The rent at Aidan Tompkins’ three-bedroom apartment on Almon Street went up by 29 percent in 2019. He and his roommates were paying $1,345 for the three-bedroom unit before the notice from his landlord came four months before lease renewal.
“It hit us pretty hard. We had to reassess our budget, had to cut a lot of things out,” says Tompkins who’s earning just above minimum wage as a cook.
In The Coast’s 2019 rental housing survey, 45 percent of respondents said their rent was going up in the next year—and on average, rents were increasing by five percent. In Nova Scotia, there’s no restriction on how much rent can increase, just that it can only happen once a year. Across Canada, provinces with controls on rent increases cap the jump around two percent—with Ontario putting an all-out freeze on rent increases for 2021.
Low vacancy rates, booming population growth, an influx of Airbnbs and slow building on new units all contribute to Halifax’s landlord’s rental market that regularly sees huge increases like Tompkins’—whose 29 percent increase in 2019 was upped again this year by $75 a month. This one he did not honour because it wasn’t presented by the landlord with the required four months’ notice.
On Saturday, Tompkins, who’s a member of ACORN a rental tenancy union for low and moderate income tenants, will be lending his voice at a rally for rent control happening at the Grand Parade outside City Hall at 2 pm.
The rally will see attendees march to the province house as they demand a change in Nova Scotia’s renting policy. Fight for 15 and Dalhousie Legal Aid are going to be present in solidarity says Hannah Wood, Peninsula Chair of ACORN. “It’s an opportunity for people to come and be part of the fight for rental reform and rent control.”
She says she’s heard of increases of up to $900. “Right now, we are really in a crisis point with housing where housing is becoming increasingly unaffordable for people and people’s rights to stay in their homes are being trampled upon.”

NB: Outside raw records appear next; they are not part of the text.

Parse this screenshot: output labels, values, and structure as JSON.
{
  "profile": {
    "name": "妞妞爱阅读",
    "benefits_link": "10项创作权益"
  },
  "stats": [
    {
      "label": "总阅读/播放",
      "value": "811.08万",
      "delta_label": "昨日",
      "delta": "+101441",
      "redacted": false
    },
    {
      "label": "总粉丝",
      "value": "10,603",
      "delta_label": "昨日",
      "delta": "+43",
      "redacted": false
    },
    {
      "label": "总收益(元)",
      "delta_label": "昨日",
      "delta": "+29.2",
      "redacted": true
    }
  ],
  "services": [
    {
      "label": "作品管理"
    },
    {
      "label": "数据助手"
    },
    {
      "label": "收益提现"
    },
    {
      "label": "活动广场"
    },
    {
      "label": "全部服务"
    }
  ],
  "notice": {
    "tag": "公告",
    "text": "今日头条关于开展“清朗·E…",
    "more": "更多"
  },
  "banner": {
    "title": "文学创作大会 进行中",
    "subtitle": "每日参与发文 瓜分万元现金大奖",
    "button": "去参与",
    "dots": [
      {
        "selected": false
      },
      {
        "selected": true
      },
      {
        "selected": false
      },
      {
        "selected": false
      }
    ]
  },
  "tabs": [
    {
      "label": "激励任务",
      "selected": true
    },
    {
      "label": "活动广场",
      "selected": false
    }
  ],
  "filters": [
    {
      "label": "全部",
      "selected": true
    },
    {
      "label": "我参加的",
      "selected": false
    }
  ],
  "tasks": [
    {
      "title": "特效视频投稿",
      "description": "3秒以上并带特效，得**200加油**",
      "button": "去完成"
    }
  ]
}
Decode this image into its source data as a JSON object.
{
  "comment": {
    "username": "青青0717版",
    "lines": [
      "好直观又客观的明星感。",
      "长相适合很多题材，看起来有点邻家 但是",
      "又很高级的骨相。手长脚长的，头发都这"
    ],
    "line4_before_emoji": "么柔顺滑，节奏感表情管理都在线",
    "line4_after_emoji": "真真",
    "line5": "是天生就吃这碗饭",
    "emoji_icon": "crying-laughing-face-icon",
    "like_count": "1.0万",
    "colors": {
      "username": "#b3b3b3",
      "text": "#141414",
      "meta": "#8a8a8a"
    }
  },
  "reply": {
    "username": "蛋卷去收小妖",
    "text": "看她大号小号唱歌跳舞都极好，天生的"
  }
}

Wood maintains they will continue to fight until they get what they want—rent control. “I hope to show both the city and the province and the Liberal party that we’re very serious about this,” she says.
Not only is this a rally for a provincial change with regards to rent, Wood also hopes people who come out can be educated holistically about other situations in the province “and learn how they can be informed and organized and how they can fight for rent control themselves individually.” Like how rent control did exist in Nova Scotia until 1993, when then-premier John Savage’s Liberal government took it away.
Any effort to put it back in place falls on the provincial government, but almost 70 percent of Halifax’s newly-election regional council told The Coast the policy should exist in Halifax. (John Savage’s son, mayor Mike Savage, answered no.)
Like many others in Halfiax, because of the pandemic Tompkins is only getting three to four days of work, but still has to pay the same amount of rent. A ban on evictions due to COVID-19 to help renters who'd lost or changed work was cancelled by the government at the end of June, and Tompkins says the fair rent act favours only landlords. “Our fair rent act is called just that—a fair rent act. But there’s nothing about it that’s fair.”
Correction: This story originally stated that the Nova Scotia government's eviction ban continued because the state of emergency was still in place. In fact, the government cancelled the eviction ban on June 30 while keeping the state of emergency in place.